The first one is identify which got entry is associated with a plt relocation.
Indeed we need to modify only the entry link with the plt.
PS:
For me the ida and ghidra result is strange indeed
the addresses 0x000106ac and 0x000106ae are valid entry point but we can't know which one will be used by the program.
With this new analysis we should have valid result and maybe some warning when the pc is not valid (pc != specific addresses example addresses => 0x000106ac)
I am not sure if i express my idea correctly. so don't hesitate to ask question.
The way how we are trying to resolve these entries in BAP, is by doing a very lightweight constant folding on:
0x00010690 00c68fe2 add ip, pc, 0, 12
0x00010694 1bca8ce2 add ip, ip, 0x1b000
0x00010698 74f9bce5 ldr pc, [ip, 0x974]!
which is just pc+0x1b000 + 0x974 => 2c00c, or, more generally plt.got.address = pc+base+offset, where base is invariant in the binary (in fact, I see that it is consistent across different binaries compiled with the same compiler/abi) and offset differs for each plt entry and lands us into a correct plt.got address.

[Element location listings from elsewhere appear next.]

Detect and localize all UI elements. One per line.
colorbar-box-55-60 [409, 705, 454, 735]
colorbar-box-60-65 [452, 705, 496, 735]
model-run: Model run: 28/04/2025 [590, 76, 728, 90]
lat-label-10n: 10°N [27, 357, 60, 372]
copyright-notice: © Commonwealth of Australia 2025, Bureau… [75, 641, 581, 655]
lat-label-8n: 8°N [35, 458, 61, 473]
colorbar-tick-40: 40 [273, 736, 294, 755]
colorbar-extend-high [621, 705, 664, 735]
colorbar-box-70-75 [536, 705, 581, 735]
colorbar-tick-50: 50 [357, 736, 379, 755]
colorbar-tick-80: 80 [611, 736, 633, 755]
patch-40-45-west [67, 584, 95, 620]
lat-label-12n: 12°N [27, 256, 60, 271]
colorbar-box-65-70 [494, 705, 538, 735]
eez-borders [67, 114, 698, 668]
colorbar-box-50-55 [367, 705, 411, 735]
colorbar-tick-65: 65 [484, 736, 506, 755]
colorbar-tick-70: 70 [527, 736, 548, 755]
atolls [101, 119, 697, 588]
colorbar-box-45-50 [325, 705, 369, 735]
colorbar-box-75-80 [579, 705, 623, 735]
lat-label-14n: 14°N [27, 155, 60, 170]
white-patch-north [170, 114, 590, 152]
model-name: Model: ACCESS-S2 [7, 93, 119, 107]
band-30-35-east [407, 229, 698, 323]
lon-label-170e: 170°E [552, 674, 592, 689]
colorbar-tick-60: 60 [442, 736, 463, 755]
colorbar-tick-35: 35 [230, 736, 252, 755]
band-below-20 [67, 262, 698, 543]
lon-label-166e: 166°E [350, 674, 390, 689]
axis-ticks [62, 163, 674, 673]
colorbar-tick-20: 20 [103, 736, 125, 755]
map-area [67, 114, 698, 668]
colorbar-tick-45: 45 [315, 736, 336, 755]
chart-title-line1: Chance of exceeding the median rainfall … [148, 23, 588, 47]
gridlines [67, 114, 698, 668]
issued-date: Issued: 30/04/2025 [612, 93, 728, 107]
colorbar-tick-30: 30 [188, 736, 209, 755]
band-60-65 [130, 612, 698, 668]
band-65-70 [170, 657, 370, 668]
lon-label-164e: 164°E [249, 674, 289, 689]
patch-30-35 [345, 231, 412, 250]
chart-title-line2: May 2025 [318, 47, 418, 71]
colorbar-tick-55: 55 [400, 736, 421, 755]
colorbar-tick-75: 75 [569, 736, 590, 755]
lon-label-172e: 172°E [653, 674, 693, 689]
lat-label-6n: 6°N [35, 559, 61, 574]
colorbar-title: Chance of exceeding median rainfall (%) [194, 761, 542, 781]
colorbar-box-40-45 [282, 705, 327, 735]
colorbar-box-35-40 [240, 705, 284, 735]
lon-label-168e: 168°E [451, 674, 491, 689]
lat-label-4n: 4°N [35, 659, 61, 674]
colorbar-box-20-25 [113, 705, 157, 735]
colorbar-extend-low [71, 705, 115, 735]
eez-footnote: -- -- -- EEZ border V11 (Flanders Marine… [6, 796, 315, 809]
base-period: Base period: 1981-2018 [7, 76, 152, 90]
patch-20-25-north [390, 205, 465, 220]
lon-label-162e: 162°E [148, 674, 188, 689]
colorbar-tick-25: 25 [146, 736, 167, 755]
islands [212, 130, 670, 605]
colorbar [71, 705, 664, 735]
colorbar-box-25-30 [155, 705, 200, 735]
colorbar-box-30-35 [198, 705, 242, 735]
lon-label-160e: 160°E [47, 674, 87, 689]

For the reference, this is how this plt entry looks in BAP:
.address 0x10690
00005f88: sub raise(raise_result)
0000614a: raise_result :: out u32 = R0
0000003c:
00000041: R12 := 0x10698
00000048: R12 := R12 + 0x1B000
00000051: #9 := R12
00000054: R12 := R12 + 0x974
00000058: call mem[#9 + 0x974, el]:u32 with noreturn
or, with a more aggressive optimization option:
00005f88: sub raise(raise_result)
0000614a: raise_result :: out u32 = R0
00000058: call mem[0x2C00C, el]:u32 with noreturn
So this 0x2C00C is the value that is stored in the offset field of the relocation entry that corresponds to the raise function.

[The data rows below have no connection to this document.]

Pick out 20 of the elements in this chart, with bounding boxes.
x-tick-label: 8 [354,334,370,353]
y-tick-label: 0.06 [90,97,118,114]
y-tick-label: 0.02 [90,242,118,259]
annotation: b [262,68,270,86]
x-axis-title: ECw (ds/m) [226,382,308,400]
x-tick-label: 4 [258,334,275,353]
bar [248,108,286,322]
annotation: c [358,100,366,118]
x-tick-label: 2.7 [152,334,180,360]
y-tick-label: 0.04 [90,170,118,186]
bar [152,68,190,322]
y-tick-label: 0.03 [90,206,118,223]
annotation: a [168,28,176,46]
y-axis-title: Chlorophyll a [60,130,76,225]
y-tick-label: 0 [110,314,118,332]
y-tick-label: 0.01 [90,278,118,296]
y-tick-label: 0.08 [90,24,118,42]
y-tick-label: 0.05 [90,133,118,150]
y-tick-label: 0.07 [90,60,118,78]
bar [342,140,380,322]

@XVilka Does this script output do what you want?
PS:
format is [plt_addr] -> [got_addr] ~(maybe a little bit of hard coding for the offset of the first plt entry)~
~And yes i know the first line is false, i don't know how to solve that~
0x10690 -> 0x2c00c
0x1069c -> 0x2c010
0x106ac -> 0x2c014
0x106ae -> 0x2c014
0x106bc -> 0x2c018
0x106be -> 0x2c018
0x106cc -> 0x2c01c
0x106dc -> 0x2c020
0x106de -> 0x2c020
0x106ec -> 0x2c024
0x106ee -> 0x2c024
0x106fc -> 0x2c028
0x1070c -> 0x2c02c
0x1070e -> 0x2c02c
0x1071c -> 0x2c030
0x1071e -> 0x2c030
0x1072c -> 0x2c034
0x10738 -> 0x2c038
0x1068c -> 0x2c00c
0x10794 -> 0x2c050
0x10796 -> 0x2c050
0x107a4 -> 0x2c054
0x107a6 -> 0x2c054
0x107b4 -> 0x2c058
0x107b6 -> 0x2c058
0x107c4 -> 0x2c05c
0x107c6 -> 0x2c05c
0x107d4 -> 0x2c060
0x107e0 -> 0x2c064
0x107e2 -> 0x2c064
0x10774 -> 0x2c048
0x10776 -> 0x2c048
0x10784 -> 0x2c04c
0x10786 -> 0x2c04c
0x10754 -> 0x2c040
0x10756 -> 0x2c040
0x10764 -> 0x2c044
0x10766 -> 0x2c044
@trufae since you are working on ARM relocs - you might be interested in this problem as well.